= Church of Kurt Cobain =

Christian Church in Portland, Oregon, US

The Church of Kurt Cobain was an American Christian church founded in 1996 in Portland, Oregon, and whose patron was Kurt Cobain, the lead singer and guitarist of American rock band Nirvana, who committed suicide in April 1994.

==History==

The church was founded by Jim Dillon, in Portland, Oregon. Dillon stated that he got the idea for the church from a similar church in San Francisco that paid tribute to jazz musician John Coltrane and that his church aimed to find meaning in the life of Kurt Cobain who committed suicide in 1994. He also stated that Cobain's music has a deeper spiritual message. Instead of playing "Amazing Grace" on an organ, the church would play the Nirvana song "Smells Like Teen Spirit". Dillon also stated of another Nirvana song, "Rape Me", that "In essence, the real message is one of a Christian theme - treat me the way you want me to treat you".

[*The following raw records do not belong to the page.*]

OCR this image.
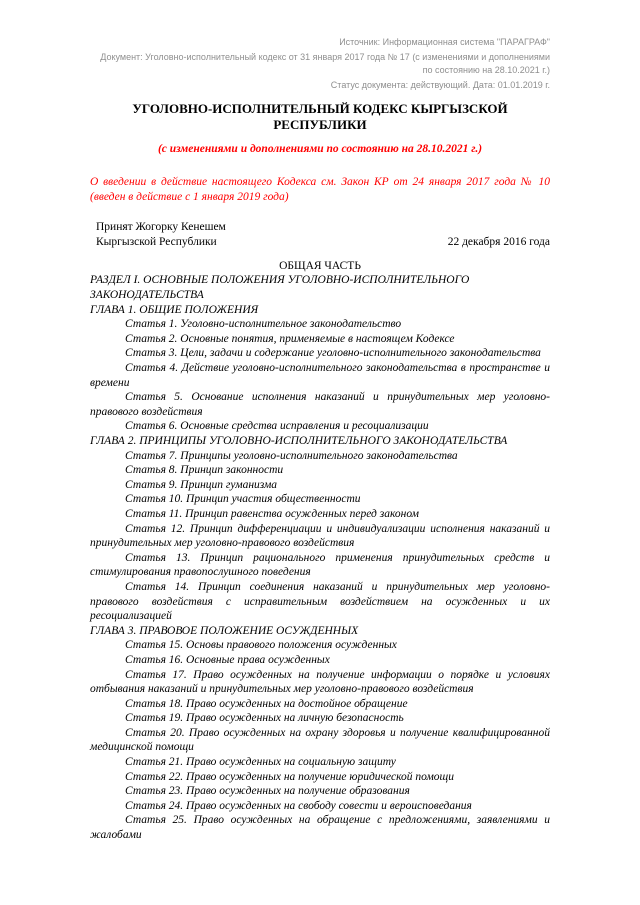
Источник: Информационная система "ПАРАГРАФ"

Документ: Уголовно-исполнительный кодекс от 31 января 2017 года № 17 (с изменениями и дополнениями по состоянию на 28.10.2021 г.)

Статус документа: действующий. Дата: 01.01.2019 г.

УГОЛОВНО-ИСПОЛНИТЕЛЬНЫЙ КОДЕКС КЫРГЫЗСКОЙ РЕСПУБЛИКИ
(с изменениями и дополнениями по состоянию на 28.10.2021 г.)

О введении в действие настоящего Кодекса см. Закон КР от 24 января 2017 года № 10 (введен в действие с 1 января 2019 года)

Принят Жогорку Кенешем

Кыргызской Республики	22 декабря 2016 года

ОБЩАЯ ЧАСТЬ

РАЗДЕЛ I. ОСНОВНЫЕ ПОЛОЖЕНИЯ УГОЛОВНО-ИСПОЛНИТЕЛЬНОГО ЗАКОНОДАТЕЛЬСТВА

ГЛАВА 1. ОБЩИЕ ПОЛОЖЕНИЯ

Статья 1. Уголовно-исполнительное законодательство

Статья 2. Основные понятия, применяемые в настоящем Кодексе

Статья 3. Цели, задачи и содержание уголовно-исполнительного законодательства

Статья 4. Действие уголовно-исполнительного законодательства в пространстве и времени

Статья 5. Основание исполнения наказаний и принудительных мер уголовно-правового воздействия

Статья 6. Основные средства исправления и ресоциализации

ГЛАВА 2. ПРИНЦИПЫ УГОЛОВНО-ИСПОЛНИТЕЛЬНОГО ЗАКОНОДАТЕЛЬСТВА

Статья 7. Принципы уголовно-исполнительного законодательства

Статья 8. Принцип законности

Статья 9. Принцип гуманизма

Статья 10. Принцип участия общественности

Статья 11. Принцип равенства осужденных перед законом

Статья 12. Принцип дифференциации и индивидуализации исполнения наказаний и принудительных мер уголовно-правового воздействия

Статья 13. Принцип рационального применения принудительных средств и стимулирования правопослушного поведения

Статья 14. Принцип соединения наказаний и принудительных мер уголовно-правового воздействия с исправительным воздействием на осужденных и их ресоциализацией

ГЛАВА 3. ПРАВОВОЕ ПОЛОЖЕНИЕ ОСУЖДЕННЫХ

Статья 15. Основы правового положения осужденных

Статья 16. Основные права осужденных

Статья 17. Право осужденных на получение информации о порядке и условиях отбывания наказаний и принудительных мер уголовно-правового воздействия

Статья 18. Право осужденных на достойное обращение

Статья 19. Право осужденных на личную безопасность

Статья 20. Право осужденных на охрану здоровья и получение квалифицированной медицинской помощи

Статья 21. Право осужденных на социальную защиту

Статья 22. Право осужденных на получение юридической помощи

Статья 23. Право осужденных на получение образования

Статья 24. Право осужденных на свободу совести и вероисповедания

Статья 25. Право осужденных на обращение с предложениями, заявлениями и жалобами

The church held a rally on May 28, 1996, to inaugurate their place of worship and the founders claimed that their purpose was to pay homage to Cobain who they referred to as a "Saint" and also to the Generation X who they felt had been ignored by the Baby boomer focused-world.

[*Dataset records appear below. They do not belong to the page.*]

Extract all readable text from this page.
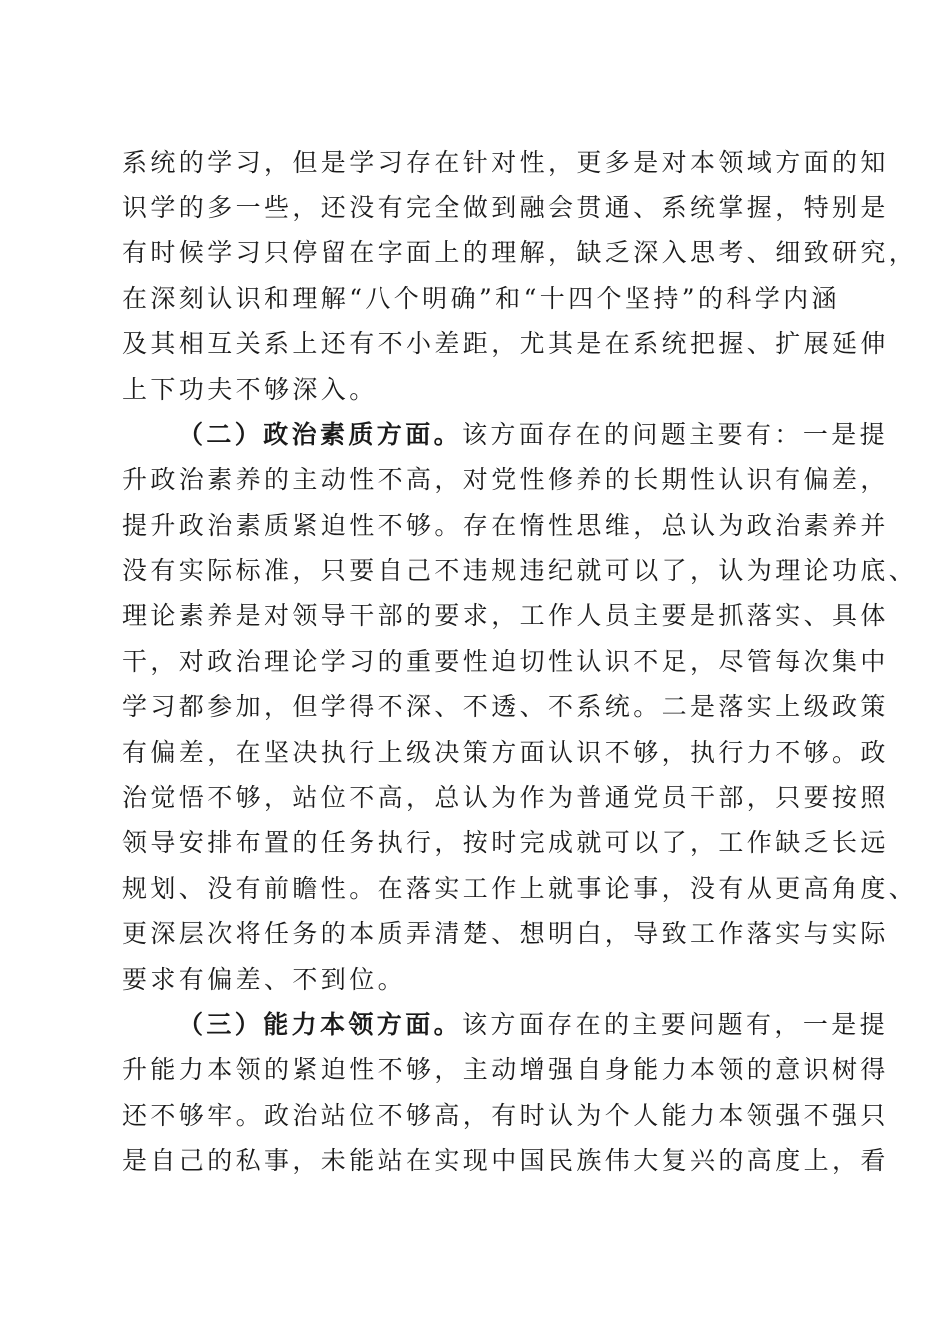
系统的学习，但是学习存在针对性，更多是对本领域方面的知
识学的多一些，还没有完全做到融会贯通、系统掌握，特别是
有时候学习只停留在字面上的理解，缺乏深入思考、细致研究，
在深刻认识和理解“八个明确”和“十四个坚持”的科学内涵
及其相互关系上还有不小差距，尤其是在系统把握、扩展延伸
上下功夫不够深入。
（二）政治素质方面。该方面存在的问题主要有：一是提
升政治素养的主动性不高，对党性修养的长期性认识有偏差，
提升政治素质紧迫性不够。存在惰性思维，总认为政治素养并
没有实际标准，只要自己不违规违纪就可以了，认为理论功底、
理论素养是对领导干部的要求，工作人员主要是抓落实、具体
干，对政治理论学习的重要性迫切性认识不足，尽管每次集中
学习都参加，但学得不深、不透、不系统。二是落实上级政策
有偏差，在坚决执行上级决策方面认识不够，执行力不够。政
治觉悟不够，站位不高，总认为作为普通党员干部，只要按照
领导安排布置的任务执行，按时完成就可以了，工作缺乏长远
规划、没有前瞻性。在落实工作上就事论事，没有从更高角度、
更深层次将任务的本质弄清楚、想明白，导致工作落实与实际
要求有偏差、不到位。
（三）能力本领方面。该方面存在的主要问题有，一是提
升能力本领的紧迫性不够，主动增强自身能力本领的意识树得
还不够牢。政治站位不够高，有时认为个人能力本领强不强只
是自己的私事，未能站在实现中国民族伟大复兴的高度上，看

A September 1996 article by Spin stated that the Kurt Cobain Church had been a media hoax. In a July 2021 article by Alan Cross in A Journal of Musical Things, he claimed that the Church of Kurt Cobain while having Dillon as its reverend and having a big recruitment drive in 1996, was in fact a stunt created by an art director named Jerry Ketel and that the purpose of it was to make a statement against celebrity culture and society's fascination with drug abuse and suicide. Cross believed that Ketel had fooled some big media outlets into thinking that it was real.